Margaret Urban Walker
in Moral injury
American moral philosopher (PhD, Northwestern), Donald J. Schuenke Chair Emerita in Philosophy at Marquette University, previously Lincoln Professor of Ethics at Arizona State. Foundational figure in the expressive-collaborative school of feminist moral philosophy. Earlier work on the philosophical anthropology of moral life (Moral Understandings, 1998); later work on the ethics of repair after wrongdoing (Moral Repair, 2006; What is Reparative Justice?, 2010).
Stake§
Walker writes from feminist moral philosophy and the expressive-collaborative tradition — committed to the moral significance of ordinary practices (gossip, blaming, expressing resentment, accepting apology) and to the location of moral life in particular relations of recognition and accountability rather than in abstract universal principles. The stake on moral repair is philosophical-political: the argument that repair is a relational and political project rather than a private psychological one, and that the practices and institutions required for it are constitutive of moral life rather than optional add-ons.
Walker is the principal philosophical voice on moral repair as a construct and the source most cited when the moral-injury literature borrows the repair vocabulary from the transitional-justice and restorative-justice tradition. Moral Repair: Reconstructing Moral Relations after Wrongdoing (Cambridge UP, 2006) is the relevant book for the corpus.

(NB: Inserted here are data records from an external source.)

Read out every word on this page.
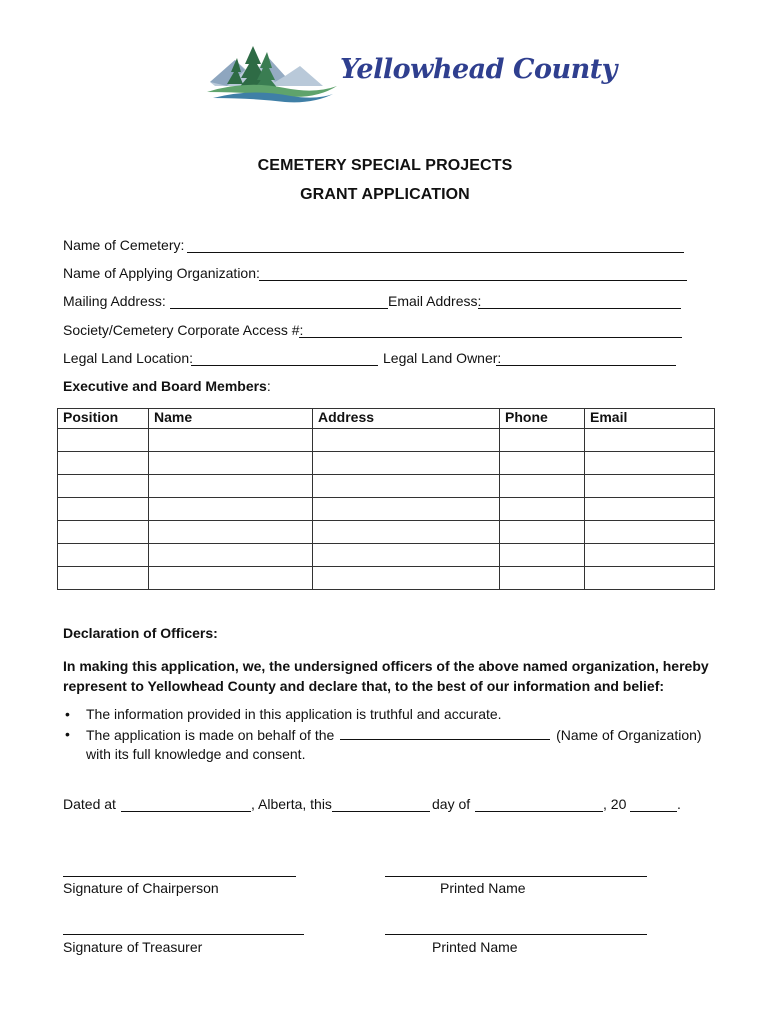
Yellowhead County
CEMETERY SPECIAL PROJECTS
GRANT APPLICATION
Name of Cemetery:
Name of Applying Organization:
Mailing Address:	Email Address:
Society/Cemetery Corporate Access #:
Legal Land Location:	Legal Land Owner:
Executive and Board Members:
Position	Name	Address	Phone	Email

Declaration of Officers:
In making this application, we, the undersigned officers of the above named organization, hereby
represent to Yellowhead County and declare that, to the best of our information and belief:
• The information provided in this application is truthful and accurate.
• The application is made on behalf of the	(Name of Organization)
with its full knowledge and consent.
Dated at	, Alberta, this	day of	, 20	.
Signature of Chairperson	Printed Name
Signature of Treasurer	Printed Name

Where the moral-injury literature centres the perpetrator or betrayed-from-within case, Walker centres the victim or wronged case, and the construct of moral repair as she defines it is positioned around the moral emotions and practices that sustain moral relations between victims, wrongdoers, and the wider community. The borrowing of her repair vocabulary into the moral-injury literature — most visibly in Brock and Lettini's Soul Repair — is sometimes uncited and the conceptual stretch involved is sometimes under-acknowledged. Reading Walker alongside Williams's Shame and Necessity gives the philosophical-precursor pair on which both the injury and repair sides of the moral-injury vocabulary rest.